Pressure on opaque ownership structures has increased since Russia’s full‑scale invasion of Ukraine and the UK government’s 2022 move to force offshore property owners to disclose beneficial owners. A 2025 paper by the EU Tax Observatory examining this reform found that new property purchases by companies registered in tax havens fell relative to those using non‑haven jurisdictions, suggesting that greater transparency has raised the cost of using offshore companies for property acquisitions.
Yet the same body of work by Transparency International UK and investigative journalists underscores how partial that shift has been. Their “Through the Keyhole” report identifies almost 52,000 properties across England and Wales still owned anonymously despite the new law — more than half of all assets held by offshore firms that should have declared their owners. The BBC’s analysis of the register likewise concludes that tens of thousands of properties remain effectively shielded from public scrutiny because filings are incomplete, misleading or structured through chains of opaque entities.

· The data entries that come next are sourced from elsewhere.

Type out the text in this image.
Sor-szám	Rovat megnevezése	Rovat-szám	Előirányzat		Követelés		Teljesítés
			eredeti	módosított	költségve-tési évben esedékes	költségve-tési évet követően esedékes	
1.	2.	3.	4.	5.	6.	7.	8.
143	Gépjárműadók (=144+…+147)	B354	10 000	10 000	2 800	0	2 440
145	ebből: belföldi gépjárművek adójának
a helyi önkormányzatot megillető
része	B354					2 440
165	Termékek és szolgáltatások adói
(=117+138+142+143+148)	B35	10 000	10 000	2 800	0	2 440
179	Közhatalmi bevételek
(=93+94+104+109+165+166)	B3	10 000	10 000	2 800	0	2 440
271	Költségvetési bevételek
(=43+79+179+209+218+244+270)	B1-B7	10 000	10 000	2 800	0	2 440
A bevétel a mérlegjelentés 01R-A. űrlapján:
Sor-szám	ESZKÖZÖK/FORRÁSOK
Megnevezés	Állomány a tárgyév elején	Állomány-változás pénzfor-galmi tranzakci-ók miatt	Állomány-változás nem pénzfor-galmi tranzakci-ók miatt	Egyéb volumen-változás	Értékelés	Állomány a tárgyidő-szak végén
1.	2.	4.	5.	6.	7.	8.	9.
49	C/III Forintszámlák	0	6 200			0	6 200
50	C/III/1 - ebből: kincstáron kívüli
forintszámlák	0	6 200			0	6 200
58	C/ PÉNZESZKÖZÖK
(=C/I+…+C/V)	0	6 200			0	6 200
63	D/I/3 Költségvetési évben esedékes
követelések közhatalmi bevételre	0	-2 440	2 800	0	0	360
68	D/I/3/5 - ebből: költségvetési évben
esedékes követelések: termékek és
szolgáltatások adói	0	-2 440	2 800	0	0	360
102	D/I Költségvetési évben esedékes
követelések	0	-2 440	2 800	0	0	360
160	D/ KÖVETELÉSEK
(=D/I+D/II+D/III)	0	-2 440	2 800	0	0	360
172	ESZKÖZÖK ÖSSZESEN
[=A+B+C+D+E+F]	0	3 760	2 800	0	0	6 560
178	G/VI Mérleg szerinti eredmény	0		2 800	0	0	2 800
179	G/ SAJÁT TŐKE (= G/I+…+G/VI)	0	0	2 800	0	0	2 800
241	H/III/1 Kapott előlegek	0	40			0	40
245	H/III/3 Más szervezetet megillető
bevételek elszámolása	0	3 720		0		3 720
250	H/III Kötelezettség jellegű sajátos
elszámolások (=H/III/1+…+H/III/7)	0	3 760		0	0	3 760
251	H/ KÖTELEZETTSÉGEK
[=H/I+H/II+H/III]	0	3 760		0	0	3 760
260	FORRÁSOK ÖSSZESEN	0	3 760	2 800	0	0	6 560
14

In practice, London is no longer simply “owned by offshore money" but by a mix of disclosed international buyers, onshore vehicles and a still‑large stock of offshore companies whose ultimate owners remain hard to trace.
Implications for Londoners — and for the capital
For local residents, the combination of high prices, constrained affordable supply and persistent international demand translates into exclusion, instability and greater reliance on an overstretched rental sector. Analysis by housing charity Trust for London warns that the housing crisis is driving homelessness, with more households in temporary accommodation and an increasing share of incomes flowing to landlords rather than into savings or local consumption. Separate projections suggest that as many as 1.2 million households could face being priced out of London altogether by 2035 if affordability trends continue.
For investors, the picture is more complicated. On one hand, London’s status as a global store of wealth, underpinned by rule of law and deep markets, remains a core part of the investment case; industry voices stress that international owners “continue to play an important role” and that overall levels of overseas ownership have remained stable despite political and tax uncertainty. On the other, policy risk is rising: missed affordable‑housing targets, visible local displacement and sustained investigative work on offshore opacity create pressure for tougher taxation, ownership disclosure and potential restrictions on non‑resident purchases.
The unresolved tension is straightforward. London’s real estate system has been built around a model in which property functions simultaneously as a home for residents, an income stream for landlords and a balance‑sheet asset for global capital. The data show that the last two roles have been much easier to fulfil than the first. The trajectory of reforms on transparency, foreign ownership and affordable housing will determine whether that imbalance narrows — or becomes a defining feature of London’s economy for another generation.